13 octubre 2014

El circo de las "curiosidades"


Todos somos freaks. Ése ha sido el leitmotiv de Ryan Murphy a lo largo de su carrera como guionista y productor televisivo. En sus series de instituto, los marginados por los chicos populares son los protagonistas, los que aprenden a aceptar que sus rarezas los hacen únicos y tan especiales como los demás, y en cada una de las cuatro temporadas de “American Horror Story” emitidas hasta la fecha, el impulso ha sido el mismo, ya fuera centrado en fantasmas en una casa diabólica, en los pacientes de un manicomio infernal, en las integrantes de un aquelarre de brujas que venera a Balenciaga o en la cristalización definitiva de ese leitmotiv; un circo de “monstruos”. Esos monstruos, o rarezas físicas, son a los que se refería originalmente la palabra freak, que ahora se utiliza alegremente para definir a gente con personalidades extrañas o, en su españolización friki,  a lo que en inglés sería un geek, alguien con un entusiasmo exacerbado por un pedazo de cultura minoritario.

Los freaks eran los protagonistas de los gabinetes de curiosidades del siglo XIX, repletos de engendros del mundo animal y de fotos de niños-perro que, al igual que los esqueletos de las sirenas, acababan siendo falsificaciones que sólo buscaban atraer a más público.

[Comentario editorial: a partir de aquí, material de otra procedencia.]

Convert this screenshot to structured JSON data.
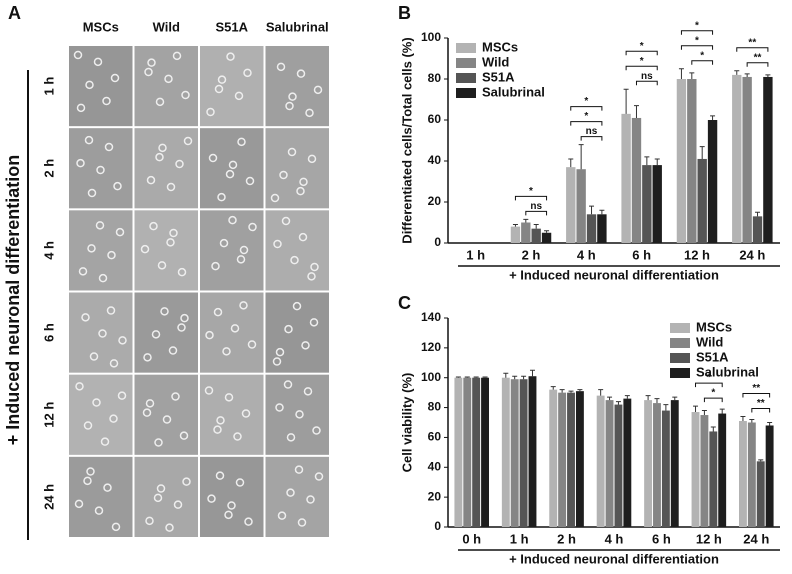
{
  "panel_labels": [
    "A",
    "B",
    "C"
  ],
  "panel_a": {
    "columns": [
      "MSCs",
      "Wild",
      "S51A",
      "Salubrinal"
    ],
    "rows": [
      "1 h",
      "2 h",
      "4 h",
      "6 h",
      "12 h",
      "24 h"
    ],
    "side_label": "+ Induced neuronal differentiation"
  },
  "chart_data": [
    {
      "type": "bar",
      "ylabel": "Differentiated cells/Total cells (%)",
      "xlabel": "+ Induced neuronal differentiation",
      "categories": [
        "1 h",
        "2 h",
        "4 h",
        "6 h",
        "12 h",
        "24 h"
      ],
      "series": [
        {
          "name": "MSCs",
          "color": "#b3b3b3",
          "values": [
            0,
            8,
            37,
            63,
            80,
            82
          ],
          "errors": [
            0,
            1,
            4,
            12,
            5,
            2
          ]
        },
        {
          "name": "Wild",
          "color": "#858585",
          "values": [
            0,
            10,
            36,
            61,
            80,
            81
          ],
          "errors": [
            0,
            1.5,
            12,
            6,
            3,
            1.5
          ]
        },
        {
          "name": "S51A",
          "color": "#555555",
          "values": [
            0,
            7,
            14,
            38,
            41,
            13
          ],
          "errors": [
            0,
            2,
            4,
            4,
            6,
            2
          ]
        },
        {
          "name": "Salubrinal",
          "color": "#1e1e1e",
          "values": [
            0,
            5,
            14,
            38,
            60,
            81
          ],
          "errors": [
            0,
            1,
            2,
            3,
            2,
            1
          ]
        }
      ],
      "significance": [
        [],
        [
          "ns",
          "*"
        ],
        [
          "ns",
          "*",
          "*"
        ],
        [
          "ns",
          "*",
          "*"
        ],
        [
          "*",
          "*",
          "*"
        ],
        [
          "**",
          "**"
        ]
      ],
      "ylim": [
        0,
        100
      ],
      "yticks": [
        0,
        20,
        40,
        60,
        80,
        100
      ],
      "legend": "upper left"
    },
    {
      "type": "bar",
      "ylabel": "Cell viability (%)",
      "xlabel": "+ Induced neuronal differentiation",
      "categories": [
        "0 h",
        "1 h",
        "2 h",
        "4 h",
        "6 h",
        "12 h",
        "24 h"
      ],
      "series": [
        {
          "name": "MSCs",
          "color": "#b3b3b3",
          "values": [
            100,
            100,
            92,
            88,
            85,
            77,
            71
          ],
          "errors": [
            0.5,
            3,
            2,
            4,
            3,
            4,
            3
          ]
        },
        {
          "name": "Wild",
          "color": "#858585",
          "values": [
            100,
            99,
            90,
            85,
            83,
            75,
            70
          ],
          "errors": [
            0.5,
            2,
            2,
            2,
            3,
            3,
            2
          ]
        },
        {
          "name": "S51A",
          "color": "#555555",
          "values": [
            100,
            99,
            90,
            82,
            78,
            64,
            44
          ],
          "errors": [
            0.5,
            2,
            1,
            2,
            4,
            3,
            1
          ]
        },
        {
          "name": "Salubrinal",
          "color": "#1e1e1e",
          "values": [
            100,
            101,
            91,
            86,
            85,
            76,
            68
          ],
          "errors": [
            0.5,
            4,
            1,
            2,
            2,
            3,
            2
          ]
        }
      ],
      "significance": [
        [],
        [],
        [],
        [],
        [],
        [
          "*",
          "*"
        ],
        [
          "**",
          "**"
        ]
      ],
      "ylim": [
        0,
        140
      ],
      "yticks": [
        0,
        20,
        40,
        60,
        80,
        100,
        120,
        140
      ],
      "legend": "upper right"
    }
  ]
}
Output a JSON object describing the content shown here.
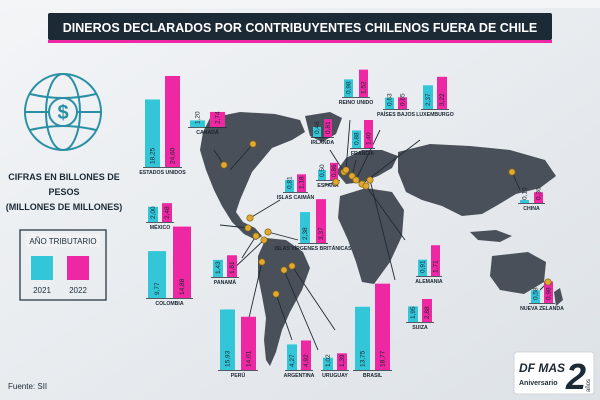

Uno de esos gabinetes, y su circo correspondiente, se ve en “Humbug”, el capítulo de la segunda temporada de “Expediente X” que introdujo la serie por el camino del humor y la autoparodia, pero el que vemos en “American Horror Story: Freak Show” busca asustarnos y, a lo mejor, que empaticemos con algunas de esas personas expulsadas de la buena sociedad por sus deformidades. El referente más claro en este aspecto es “La parada de los monstruos”, la película de Tod Browning, de 1932, que traía al frente a los habitantes de uno de esos circos. Murphy y Brad Falchuk la han visto seguro, pero han añadido sus propios gustos y obsesiones, incluido un asesino en serie sanguinario y despiadado que, en este caso, parece salido de las peores pesadillas de Stephen King.

Ese payaso pone el toque de slasher a una historia que, en su arranque, se centra en Bette y Dot, las siamesas a las que dan vida Sarah Paulson y unos efectos especiales, y encuadres torcidos, muy efectivos, y su relación con Elsa, la directora de ese circo de “curiosidades”, desesperada por encontrar nuevos artistas que atraigan al público. Sin embargo, haber puesto la carpa en un pequeño pueblo de la Florida profunda, en 1952, lo único que atraer prejuicios y suspicacias. Y que los habitantes del pueblo aprovechen a algunos de los freaks para sacar a la luz sus frustraciones. Elsa es, teóricamente, la última colaboración de Jessica Lange con Murphy en la tele, y su papel vuelve a ser el de una diva total. En este caso, es una mezcla entre Marlene Dietrich y los delirios de fama y grandeza de Norma Desmond en “El crepúsculo de los dioses”, con la salvedad de que Elsa nunca saboreó las mieles del éxito, ella no tuvo la oportunidad de que se le quedaran pequeñas las películas.

Las  cuatro temporadas de “American Horror Story” son una carta de amor del guionista a Lange, revitalizando su carrera en medio de esos universos malsanos y excesivos que  crea en cada entrega. Todos los personajes que ha interpretado la veterana actriz están unidos entre sí por su nostalgia por los tiempos pasados y por el paso del tiempo. Algunos pretenden detenerlo y hasta darle marcha atrás, como ocurría con la Suprema de “Coven”, y otros viven anclados en el pasado. El contraste entre ese tiempo en el que cree vivir y el de verdad siempre resulta traumático.